6. ポリマー（ＩＩ）が、エチルアクリレート２０〜４０質量％およびメチルメタクリレート６０〜８０質量％からのコポリマーであることを特徴とする、請求項１から５までのいずれか１項に記載の使用。
7. ポリマー被覆が有効成分含有中心核の質量に対して２〜２０質量％であることを特徴とする、請求項１から６までのいずれか１項に記載の使用。
8. 前記ＵＳＰ放出試験において、試験開始から１８０分後に相当するｐＨ７．５で６０分間での有効成分の放出が５０％未満であることを特徴とする、請求項１から７までのいずれか１項に記載の使用。
9. 被覆医薬剤形がペレットの形態であり、これは多粒子状医薬剤形中に含まれていることを特徴とする、請求項１から８までのいずれか１項に記載の使用。
10. 多粒子状医薬剤形が、ペレット含有錠剤、小錠、カプセル、サシェまたは再構成可能な粉末である、請求項９記載の使用。
11. ポリマーの混合被覆で被覆された有効成分含有の中心核を含む医薬剤形であって、該混合被覆が、２〜６０質量％の１つまたは複数のポリマー（Ｉ）と４０〜９８質量％の１つまたは複数のポリマー（ＩＩ）の混合物であることを特徴する医薬剤形において、
    前記のポリマー（Ｉ）が、メチルメタクリレート１０〜３０質量％、メチルアクリレート５０〜７０質量％およびメタクリル酸５〜１５質量％のコポリマーであり、
    前記のポリマー（ＩＩ）が、ポリマー（Ｉ）と異なるビニルポリマーまたは多糖もしくは多糖の誘導体であり、８８〜１００％までの中性モノマー単位から構成され、イオン基を有するモノマー単位１２質量％以下を含んでよく、メチルメタクリレート及びエチルアクリレートのコポリマー、ポリ酢酸ビニル、エチルセルロース並びにこれらの混合物からなる群から選択され、かつ
    ＵＳＰ放出試験に従い、ｐＨ１．２の緩衝液中で１２０分間試験し、次いでｐＨ７．５の緩衝液中で試験した際に、試験開始から１２０分後のｐＨ１．２での有効成分の放出が５％以下であり、かつ、試験開始から１８０分後に相当するｐＨ７．５で６０分間での有効成分の放出が５〜９５％であることを特徴とする、前記医薬剤形。

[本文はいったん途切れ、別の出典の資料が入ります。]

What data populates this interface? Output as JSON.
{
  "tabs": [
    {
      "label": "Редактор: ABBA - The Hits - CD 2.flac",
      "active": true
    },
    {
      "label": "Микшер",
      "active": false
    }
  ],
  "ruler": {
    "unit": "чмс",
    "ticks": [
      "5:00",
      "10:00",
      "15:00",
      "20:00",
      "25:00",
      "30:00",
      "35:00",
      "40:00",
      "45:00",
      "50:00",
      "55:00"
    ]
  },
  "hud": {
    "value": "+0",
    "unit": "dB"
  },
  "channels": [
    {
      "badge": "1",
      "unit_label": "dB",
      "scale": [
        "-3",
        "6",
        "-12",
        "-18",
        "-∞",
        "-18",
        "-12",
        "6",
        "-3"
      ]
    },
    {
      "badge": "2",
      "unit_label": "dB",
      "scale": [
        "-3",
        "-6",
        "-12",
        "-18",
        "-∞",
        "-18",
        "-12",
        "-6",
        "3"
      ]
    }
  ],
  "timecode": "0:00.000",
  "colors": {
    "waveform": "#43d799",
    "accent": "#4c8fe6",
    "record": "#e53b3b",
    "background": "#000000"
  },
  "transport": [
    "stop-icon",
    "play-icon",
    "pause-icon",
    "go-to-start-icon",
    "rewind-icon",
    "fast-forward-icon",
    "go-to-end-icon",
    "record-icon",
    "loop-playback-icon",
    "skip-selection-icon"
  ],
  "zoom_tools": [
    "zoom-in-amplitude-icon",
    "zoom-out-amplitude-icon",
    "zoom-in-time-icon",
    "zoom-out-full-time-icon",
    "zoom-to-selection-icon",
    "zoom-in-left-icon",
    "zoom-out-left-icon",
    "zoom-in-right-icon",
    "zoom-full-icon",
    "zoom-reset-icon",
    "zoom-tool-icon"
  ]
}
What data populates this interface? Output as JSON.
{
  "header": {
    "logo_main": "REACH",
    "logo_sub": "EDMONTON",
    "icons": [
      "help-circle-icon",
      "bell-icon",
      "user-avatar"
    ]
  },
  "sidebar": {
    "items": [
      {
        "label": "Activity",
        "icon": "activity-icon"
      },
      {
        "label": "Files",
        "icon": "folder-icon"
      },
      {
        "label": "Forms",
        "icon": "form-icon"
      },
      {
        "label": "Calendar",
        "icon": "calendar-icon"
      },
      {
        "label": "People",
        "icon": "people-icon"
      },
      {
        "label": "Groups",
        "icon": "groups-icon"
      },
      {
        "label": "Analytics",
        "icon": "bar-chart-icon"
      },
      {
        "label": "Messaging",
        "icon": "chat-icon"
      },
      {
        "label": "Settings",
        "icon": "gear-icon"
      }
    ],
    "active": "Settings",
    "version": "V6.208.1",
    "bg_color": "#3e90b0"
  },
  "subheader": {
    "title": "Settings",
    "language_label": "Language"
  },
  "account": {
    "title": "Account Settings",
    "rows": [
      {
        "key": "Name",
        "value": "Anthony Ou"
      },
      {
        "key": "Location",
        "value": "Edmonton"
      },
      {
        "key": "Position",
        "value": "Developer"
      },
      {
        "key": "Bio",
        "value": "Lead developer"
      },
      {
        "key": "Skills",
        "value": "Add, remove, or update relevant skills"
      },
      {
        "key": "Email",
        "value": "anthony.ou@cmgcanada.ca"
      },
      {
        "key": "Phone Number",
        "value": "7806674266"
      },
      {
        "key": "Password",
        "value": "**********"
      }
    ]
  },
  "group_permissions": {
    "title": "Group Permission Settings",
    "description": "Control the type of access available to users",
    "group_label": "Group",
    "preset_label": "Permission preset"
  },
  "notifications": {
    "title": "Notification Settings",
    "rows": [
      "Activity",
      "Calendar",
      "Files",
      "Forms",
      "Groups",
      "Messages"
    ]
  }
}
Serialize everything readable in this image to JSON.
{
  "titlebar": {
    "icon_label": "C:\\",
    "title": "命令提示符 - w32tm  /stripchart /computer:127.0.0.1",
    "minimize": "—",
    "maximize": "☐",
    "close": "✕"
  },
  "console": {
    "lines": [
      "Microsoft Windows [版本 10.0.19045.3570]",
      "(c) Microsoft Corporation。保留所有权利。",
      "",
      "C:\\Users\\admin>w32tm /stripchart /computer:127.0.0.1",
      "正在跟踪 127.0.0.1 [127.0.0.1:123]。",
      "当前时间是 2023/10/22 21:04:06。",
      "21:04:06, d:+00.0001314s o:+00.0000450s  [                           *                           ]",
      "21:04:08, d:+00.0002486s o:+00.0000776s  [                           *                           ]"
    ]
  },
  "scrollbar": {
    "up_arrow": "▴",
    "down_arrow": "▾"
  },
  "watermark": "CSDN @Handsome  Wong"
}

12. ポリマー（ＩＩ）がエチルアクリレート２０〜４０質量％およびメチルメタクリレート６０〜８０質量％からなるコポリマーであることを特徴する、請求項１１に記載の医薬剤形。
13. ポリマー被覆が有効成分含有中心核の質量に対して２〜２０質量％であることを特徴とする、請求項１１または１２に記載の医薬剤形。
14. 前記ＵＳＰ放出試験において、試験開始から１８０分後に相当するｐＨ７．５で６０分間での有効成分の放出が５０％未満であることを特徴とする、請求項１１から１３までのいずれか１項に記載の医薬剤形。
15. 医薬剤形が多粒子状医薬剤形の形態であることを特徴とする、請求項１１から１４までのいずれか１項に記載の医薬剤形。
16. 多粒子状医薬剤形が、ペレット含有錠剤、小錠、カプセル、サシェまたは再構成可能な粉末の形態である、請求項１５記載の医薬剤形。